Suas lições podem inspirar um novo modelo de aprimoramento do pacto federativo brasileiro, baseada numa verdadeira cooperação entre os entes para a melhoria de vida da população.

O federalismo no Brasil é objeto de inúmeros questionamentos. Isso porque a distribuição de competências entre União e estados proporcionou um federalismo nominal, altamente centralizador, que na prática muitas vezes funciona como um estado unitário descentralizado. 

Como consequência empírica desta disposição constitucional, os estados ficam financeiramente dependentes da União, o que muitas vezes significa um grande obstáculo à realização de políticas públicas prescritas em suas competências executivas, que são comuns ao poder federal.

E foi justamente com o objetivo de discutir a remodelagem do pacto federativo que o 1º Fórum do Brasil Central, realizado em Goiânia (GO) em 3 de julho deste ano, reuniu os governadores do Distrito Federal, de Goiás, de Mato Grosso, de Mato Grosso do Sul e do Tocantins. Durante o encontro, foram definidos seis eixos temáticos iniciais a serem trabalhados com o intuito de promover o desenvolvimento interestadual: agropecuária, logística, industrialização, educação, empreendedorismo e inovação.

Em Cuiabá (MT), nos dias 6 e 7 de agosto foram acertadas as diretrizes principais do conteúdo do Protocolo de Intenções, em reuniões entre os governadores e seus secretários de Planejamento.

O documento previamente pactuado estabeleceu uma estrutura enxuta do consórcio, que se constituirá de uma assembleia geral formada pelos chefes do Poder Executivo de cada um dos entes signatários e será presidida por um deles, sendo o representante legal do consórcio para todos os efeitos.

Além disso, ficou decidido que a parte executiva das ações comuns serão operacionalizadas por um conselho de administração composto por servidores dos seis entes participantes e um secretário executivo, que deverá buscar as melhores práticas de gestão pública e diferentes formas de viabilizar políticas públicas em parceria com o setor privado.

A grande finalidade do consórcio Brasil Central é possibilitar um novo modelo de gestão, dinâmico e visionário, que seja eficiente em realizar os fins sociais do poder público de maneira integrada e cooperada, com evidente ganho de escala e força política na implementação das ações programadas.

Na agropecuária, foi prevista a formulação de um modelo com a finalidade de ampliar a produtividade nas pequenas e médias propriedades, e, com o assessoramento técnico, contribuirá para o surgimento de uma nova classe média rural. Uma das propostas a serem estudadas é a uniformização das legislações estaduais e municipais, de modo que os pequenos produtores possam sair do mercado informal e assim expandir seus negócios com previsibilidade e segurança jurídica.

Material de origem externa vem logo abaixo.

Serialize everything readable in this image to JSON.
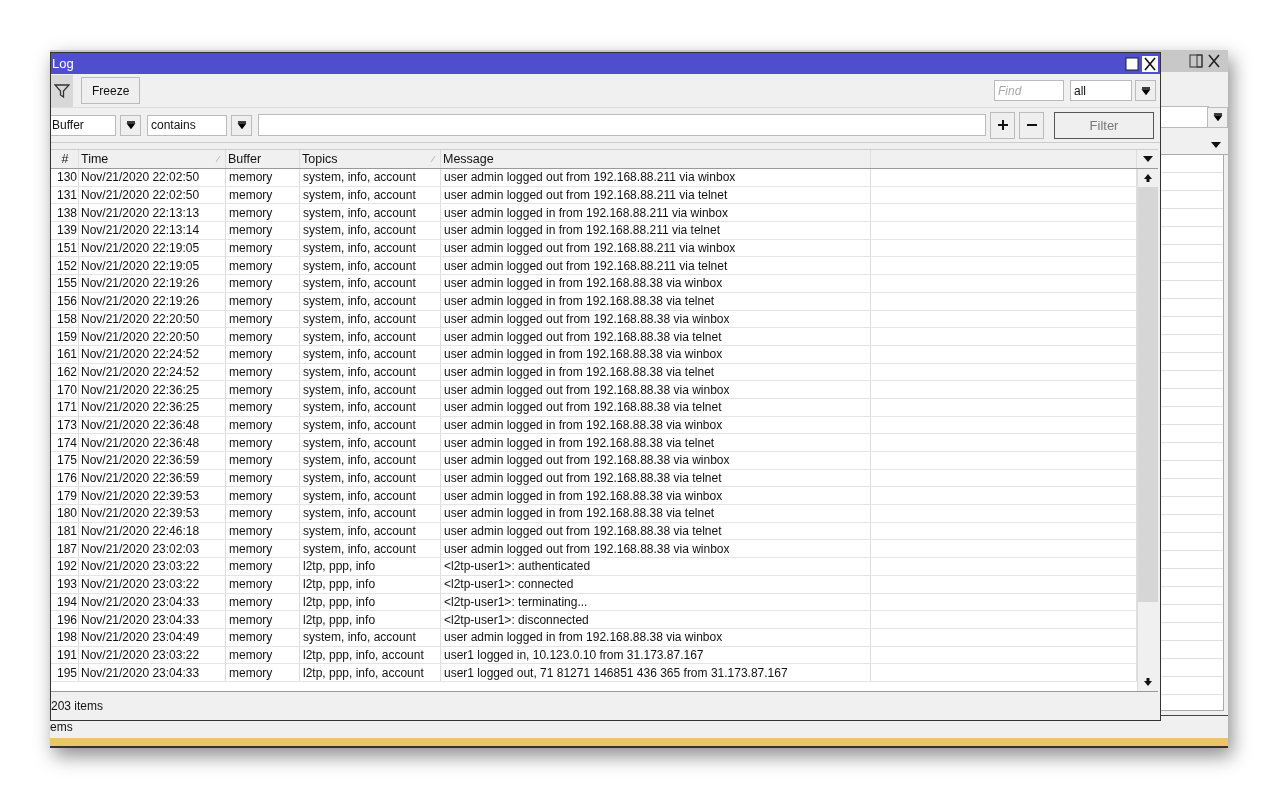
{
  "background_window": {
    "status_text": "ems"
  },
  "window": {
    "title": "Log"
  },
  "toolbar": {
    "freeze_button": "Freeze",
    "find": {
      "placeholder": "Find"
    },
    "find_scope": "all"
  },
  "filter_bar": {
    "field": "Buffer",
    "operator": "contains",
    "button": "Filter"
  },
  "table": {
    "columns": [
      {
        "label": "#",
        "sort_indicator": false
      },
      {
        "label": "Time",
        "sort_indicator": true
      },
      {
        "label": "Buffer",
        "sort_indicator": false
      },
      {
        "label": "Topics",
        "sort_indicator": true
      },
      {
        "label": "Message",
        "sort_indicator": false
      }
    ],
    "rows": [
      {
        "num": "130",
        "time": "Nov/21/2020 22:02:50",
        "buffer": "memory",
        "topics": "system, info, account",
        "message": "user admin logged out from 192.168.88.211 via winbox"
      },
      {
        "num": "131",
        "time": "Nov/21/2020 22:02:50",
        "buffer": "memory",
        "topics": "system, info, account",
        "message": "user admin logged out from 192.168.88.211 via telnet"
      },
      {
        "num": "138",
        "time": "Nov/21/2020 22:13:13",
        "buffer": "memory",
        "topics": "system, info, account",
        "message": "user admin logged in from 192.168.88.211 via winbox"
      },
      {
        "num": "139",
        "time": "Nov/21/2020 22:13:14",
        "buffer": "memory",
        "topics": "system, info, account",
        "message": "user admin logged in from 192.168.88.211 via telnet"
      },
      {
        "num": "151",
        "time": "Nov/21/2020 22:19:05",
        "buffer": "memory",
        "topics": "system, info, account",
        "message": "user admin logged out from 192.168.88.211 via winbox"
      },
      {
        "num": "152",
        "time": "Nov/21/2020 22:19:05",
        "buffer": "memory",
        "topics": "system, info, account",
        "message": "user admin logged out from 192.168.88.211 via telnet"
      },
      {
        "num": "155",
        "time": "Nov/21/2020 22:19:26",
        "buffer": "memory",
        "topics": "system, info, account",
        "message": "user admin logged in from 192.168.88.38 via winbox"
      },
      {
        "num": "156",
        "time": "Nov/21/2020 22:19:26",
        "buffer": "memory",
        "topics": "system, info, account",
        "message": "user admin logged in from 192.168.88.38 via telnet"
      },
      {
        "num": "158",
        "time": "Nov/21/2020 22:20:50",
        "buffer": "memory",
        "topics": "system, info, account",
        "message": "user admin logged out from 192.168.88.38 via winbox"
      },
      {
        "num": "159",
        "time": "Nov/21/2020 22:20:50",
        "buffer": "memory",
        "topics": "system, info, account",
        "message": "user admin logged out from 192.168.88.38 via telnet"
      },
      {
        "num": "161",
        "time": "Nov/21/2020 22:24:52",
        "buffer": "memory",
        "topics": "system, info, account",
        "message": "user admin logged in from 192.168.88.38 via winbox"
      },
      {
        "num": "162",
        "time": "Nov/21/2020 22:24:52",
        "buffer": "memory",
        "topics": "system, info, account",
        "message": "user admin logged in from 192.168.88.38 via telnet"
      },
      {
        "num": "170",
        "time": "Nov/21/2020 22:36:25",
        "buffer": "memory",
        "topics": "system, info, account",
        "message": "user admin logged out from 192.168.88.38 via winbox"
      },
      {
        "num": "171",
        "time": "Nov/21/2020 22:36:25",
        "buffer": "memory",
        "topics": "system, info, account",
        "message": "user admin logged out from 192.168.88.38 via telnet"
      },
      {
        "num": "173",
        "time": "Nov/21/2020 22:36:48",
        "buffer": "memory",
        "topics": "system, info, account",
        "message": "user admin logged in from 192.168.88.38 via winbox"
      },
      {
        "num": "174",
        "time": "Nov/21/2020 22:36:48",
        "buffer": "memory",
        "topics": "system, info, account",
        "message": "user admin logged in from 192.168.88.38 via telnet"
      },
      {
        "num": "175",
        "time": "Nov/21/2020 22:36:59",
        "buffer": "memory",
        "topics": "system, info, account",
        "message": "user admin logged out from 192.168.88.38 via winbox"
      },
      {
        "num": "176",
        "time": "Nov/21/2020 22:36:59",
        "buffer": "memory",
        "topics": "system, info, account",
        "message": "user admin logged out from 192.168.88.38 via telnet"
      },
      {
        "num": "179",
        "time": "Nov/21/2020 22:39:53",
        "buffer": "memory",
        "topics": "system, info, account",
        "message": "user admin logged in from 192.168.88.38 via winbox"
      },
      {
        "num": "180",
        "time": "Nov/21/2020 22:39:53",
        "buffer": "memory",
        "topics": "system, info, account",
        "message": "user admin logged in from 192.168.88.38 via telnet"
      },
      {
        "num": "181",
        "time": "Nov/21/2020 22:46:18",
        "buffer": "memory",
        "topics": "system, info, account",
        "message": "user admin logged out from 192.168.88.38 via telnet"
      },
      {
        "num": "187",
        "time": "Nov/21/2020 23:02:03",
        "buffer": "memory",
        "topics": "system, info, account",
        "message": "user admin logged out from 192.168.88.38 via winbox"
      },
      {
        "num": "192",
        "time": "Nov/21/2020 23:03:22",
        "buffer": "memory",
        "topics": "l2tp, ppp, info",
        "message": "<l2tp-user1>: authenticated"
      },
      {
        "num": "193",
        "time": "Nov/21/2020 23:03:22",
        "buffer": "memory",
        "topics": "l2tp, ppp, info",
        "message": "<l2tp-user1>: connected"
      },
      {
        "num": "194",
        "time": "Nov/21/2020 23:04:33",
        "buffer": "memory",
        "topics": "l2tp, ppp, info",
        "message": "<l2tp-user1>: terminating..."
      },
      {
        "num": "196",
        "time": "Nov/21/2020 23:04:33",
        "buffer": "memory",
        "topics": "l2tp, ppp, info",
        "message": "<l2tp-user1>: disconnected"
      },
      {
        "num": "198",
        "time": "Nov/21/2020 23:04:49",
        "buffer": "memory",
        "topics": "system, info, account",
        "message": "user admin logged in from 192.168.88.38 via winbox"
      },
      {
        "num": "191",
        "time": "Nov/21/2020 23:03:22",
        "buffer": "memory",
        "topics": "l2tp, ppp, info, account",
        "message": "user1 logged in, 10.123.0.10 from 31.173.87.167"
      },
      {
        "num": "195",
        "time": "Nov/21/2020 23:04:33",
        "buffer": "memory",
        "topics": "l2tp, ppp, info, account",
        "message": "user1 logged out, 71 81271 146851 436 365 from 31.173.87.167"
      }
    ]
  },
  "status_bar": {
    "count": "203 items"
  }
}
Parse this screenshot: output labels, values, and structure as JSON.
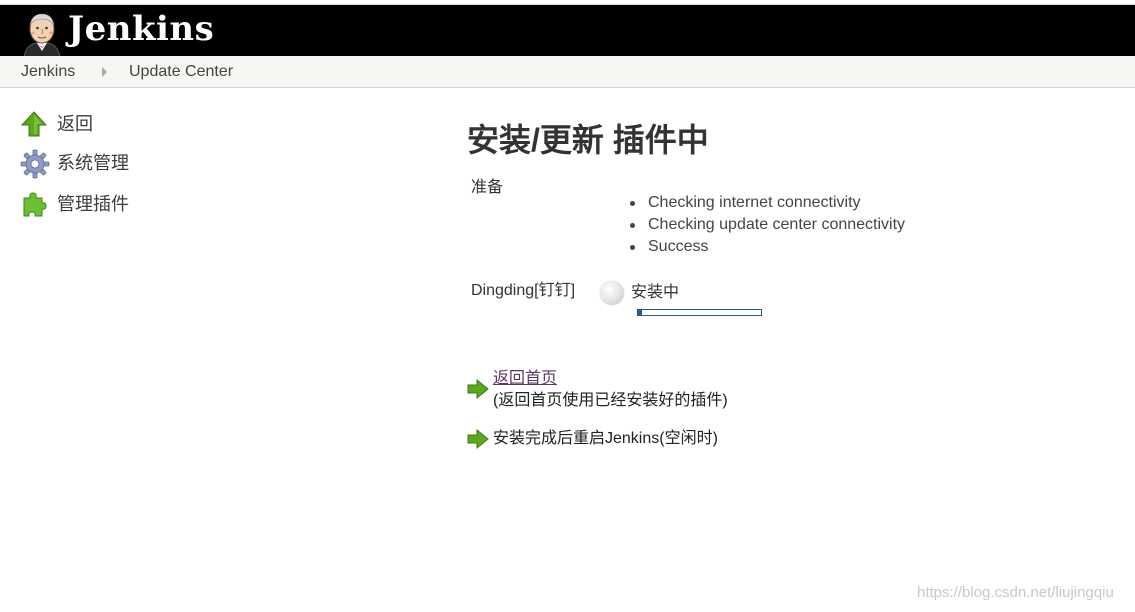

Deliberou-se também pela criação de um cinturão fitossanitário regional e a fortalecimento da transferência de tecnologia para assistência técnica rural.

Em matéria de logística, haverá o desenvolvimento de um projeto de integração para a região com ações estratégicas para infraestrutura rodoviária, hidroviária, ferroviária e aeroviária. Para uma área geográfica tão grande quanto a do Brasil Central, é preciso que o fluxo de pessoas e bens seja cada vez mais célere.

No que se refere à industrialização, o Brasil Central contribuirá com a elaboração de políticas que proporcionem melhoria de instrumentos, técnicas e produtividade dos produtos agropecuários, além de outros modos de desenvolvimento industrial nos entes federativos associados, tais como o investimento em start ups, de modo a promover a superação do clássico modelo de industrialização brasileira, assentado em metalúrgica, veículos e bens duráveis de consumo. Será realizado um mapa de necessidades e oportunidades para investimentos produtivos do Brasil Central e para promover investimentos mediantes road show comum.

Em ciência e tecnologia, o Brasil Central se propõe parcerias com empresas de pesquisas com o objetivo de encontrar soluções inovadoras que se coadunem com as vocações produtivas dos estados associados e o apoio a incubadoras.

No empreendedorismo, o consórcio irá propor a utilização de recursos do FCO e FNO para investimentos destinados a participações empreendedoras como venture capital, aceleradoras e incubadoras de empresas, com a finalidade de aprimorar tecnologias que possam atender às exigências do mercado nacional e internacional. 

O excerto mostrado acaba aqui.